On a fait ce calcul et établi cette proportion: Perte d'hommes: à Austerlitz, Français, quatorze pour cent; Russes, trente pour cent, Autrichiens, quarante-quatre pour cent. À Wagram, Français, treize pour cent; Autrichiens, quatorze. À la Moskowa, Français, trente-sept pour cent; Russes, quarante-quatre. À Bautzen, Français, treize pour cent; Russes et Prussiens, quatorze. À Waterloo, Français, cinquante-six pour cent; Alliés, trente et un. Total pour Waterloo, quarante et un pour cent. Cent quarante-quatre mille combattants; soixante mille morts [27].
Le champ de Waterloo aujourd'hui a le calme qui appartient à la terre, support impassible de l'homme, et il ressemble à toutes les plaines.
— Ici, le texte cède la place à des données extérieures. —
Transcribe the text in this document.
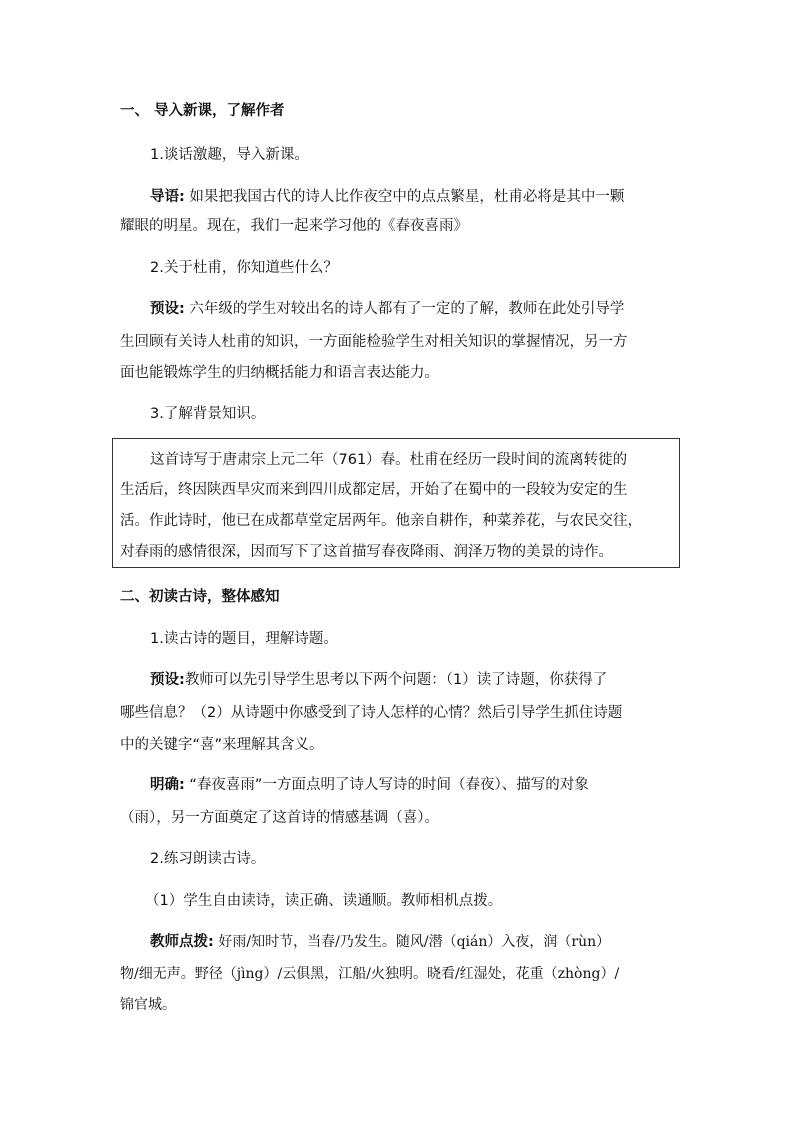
一、 导入新课，了解作者
1.谈话激趣，导入新课。
导语: 如果把我国古代的诗人比作夜空中的点点繁星，杜甫必将是其中一颗
耀眼的明星。现在，我们一起来学习他的《春夜喜雨》
2.关于杜甫，你知道些什么？
预设: 六年级的学生对较出名的诗人都有了一定的了解，教师在此处引导学
生回顾有关诗人杜甫的知识，一方面能检验学生对相关知识的掌握情况，另一方
面也能锻炼学生的归纳概括能力和语言表达能力。
3.了解背景知识。
这首诗写于唐肃宗上元二年（761）春。杜甫在经历一段时间的流离转徙的
生活后，终因陕西旱灾而来到四川成都定居，开始了在蜀中的一段较为安定的生
活。作此诗时，他已在成都草堂定居两年。他亲自耕作，种菜养花，与农民交往，
对春雨的感情很深，因而写下了这首描写春夜降雨、润泽万物的美景的诗作。
二、初读古诗，整体感知
1.读古诗的题目，理解诗题。
预设:教师可以先引导学生思考以下两个问题：（1）读了诗题，你获得了
哪些信息？（2）从诗题中你感受到了诗人怎样的心情？然后引导学生抓住诗题
中的关键字“喜”来理解其含义。
明确: “春夜喜雨”一方面点明了诗人写诗的时间（春夜）、描写的对象
（雨），另一方面奠定了这首诗的情感基调（喜）。
2.练习朗读古诗。
（1）学生自由读诗，读正确、读通顺。教师相机点拨。
教师点拨: 好雨/知时节，当春/乃发生。随风/潜（qián）入夜，润（rùn）
物/细无声。野径（jìng）/云俱黑，江船/火独明。晓看/红湿处，花重（zhòng）/
锦官城。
La nuit pourtant une espèce de brume visionnaire s'en dégage, et si quelque voyageur s'y promène, s'il regarde, s'il écoute, s'il rêve comme Virgile devant les funestes plaines de Philippes [28], l'hallucination de la catastrophe le saisit. L'effrayant 18 juin revit; la fausse colline monument s'efface, ce lion quelconque se dissipe, le champ de bataille reprend sa réalité; des lignes d'infanterie ondulent dans la plaine, des galops furieux traversent l'horizon! le songeur effaré voit l'éclair des sabres, l'étincelle des bayonnettes, le flamboiement des bombes, l'entre-croisement monstrueux des tonnerres; il entend, comme un râle au fond d'une tombe, la clameur vague de la bataille fantôme; ces ombres, ce sont les grenadiers; ces lueurs, ce sont les cuirassiers; ce squelette, c'est Napoléon; ce squelette, c'est Wellington; tout cela n'est plus et se heurte et combat encore; et les ravins s'empourprent, et les arbres frissonnent, et il y a de la furie jusque dans les nuées, et, dans les ténèbres, toutes ces hauteurs farouches, Mont-Saint-Jean, Hougomont, Frischemont, Papelotte, Plancenoit, apparaissent confusément couronnées de tourbillons de spectres s'exterminant.
Chapitre XVII Faut-il trouver bon Waterloo?
Il existe une école libérale très respectable qui ne hait point Waterloo. Nous n'en sommes pas. Pour nous, Waterloo n'est que la date stupéfaite de la liberté. Qu'un tel aigle sorte d'un tel œuf, c'est à coup sûr l'inattendu.